MATERIALS AND METHODS: Five patients with chronic motor complete SCI were implanted with DRG leads placed bilaterally on level L4 during five days. Based on personalized stimulation protocols, we aimed to evoke dynamic (phase 1) and isotonic (phase 2) motor responses in the bilateral quadriceps muscles. On days 1 and 5, EMG-measurements (root mean square [RMS] values) and clinical muscle force measurements (MRC scoring) were used to measure motor responses and their reproducibility.

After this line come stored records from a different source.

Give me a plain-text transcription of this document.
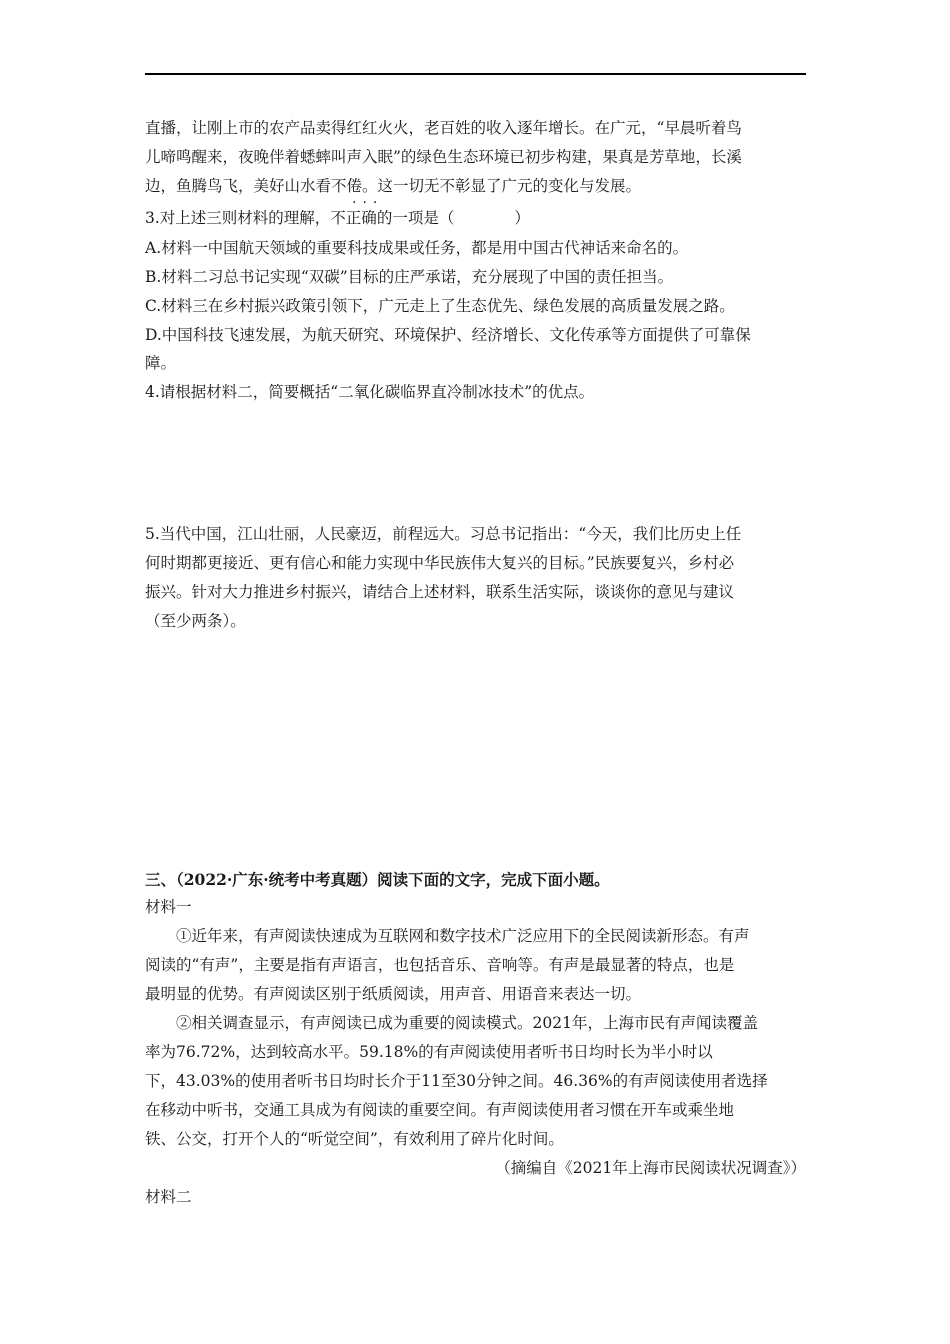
直播，让刚上市的农产品卖得红红火火，老百姓的收入逐年增长。在广元，“早晨听着鸟
儿啼鸣醒来，夜晚伴着蟋蟀叫声入眠”的绿色生态环境已初步构建，果真是芳草地，长溪
边，鱼腾鸟飞，美好山水看不倦。这一切无不彰显了广元的变化与发展。
···
3.对上述三则材料的理解，不正确的一项是（	）
A.材料一中国航天领域的重要科技成果或任务，都是用中国古代神话来命名的。
B.材料二习总书记实现“双碳”目标的庄严承诺，充分展现了中国的责任担当。
C.材料三在乡村振兴政策引领下，广元走上了生态优先、绿色发展的高质量发展之路。
D.中国科技飞速发展，为航天研究、环境保护、经济增长、文化传承等方面提供了可靠保
障。
4.请根据材料二，简要概括“二氧化碳临界直冷制冰技术”的优点。
5.当代中国，江山壮丽，人民豪迈，前程远大。习总书记指出：“今天，我们比历史上任
何时期都更接近、更有信心和能力实现中华民族伟大复兴的目标。”民族要复兴，乡村必
振兴。针对大力推进乡村振兴，请结合上述材料，联系生活实际，谈谈你的意见与建议
（至少两条）。
三、（2022·广东·统考中考真题）阅读下面的文字，完成下面小题。
材料一
①近年来，有声阅读快速成为互联网和数字技术广泛应用下的全民阅读新形态。有声
阅读的“有声”，主要是指有声语言，也包括音乐、音响等。有声是最显著的特点，也是
最明显的优势。有声阅读区别于纸质阅读，用声音、用语音来表达一切。
②相关调查显示，有声阅读已成为重要的阅读模式。2021年，上海市民有声闻读覆盖
率为76.72%，达到较高水平。59.18%的有声阅读使用者听书日均时长为半小时以
下，43.03%的使用者听书日均时长介于11至30分钟之间。46.36%的有声阅读使用者选择
在移动中听书，交通工具成为有阅读的重要空间。有声阅读使用者习惯在开车或乘坐地
铁、公交，打开个人的“听觉空间”，有效利用了碎片化时间。
（摘编自《2021年上海市民阅读状况调查》）
材料二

RESULTS: In all patients, DRG-stimulation evoked significant phase 1 and phase 2 motor responses with an MRC ≥4 for all upper leg muscles (rectus femoris, vastus lateralis, vastus medialis, and biceps femoris) (p < 0.05 and p < 0.01, respectively), leading to a knee extension movement strong enough to facilitate assisted weight bearing. No significant differences in RMS values were observed between days 1 and 5 of the study, indicating that motor responses were reproducible.

CONCLUSION: The current paper provides first evidence that bilateral L4 DRG stimulation can evoke reproducible motor responses in the upper leg, sufficient for assisted weight bearing in patients with chronic motor complete SCI. As such, a new target for SCI treatment has surfaced, using existing stimulation devices, making the technique directly clinically accessible.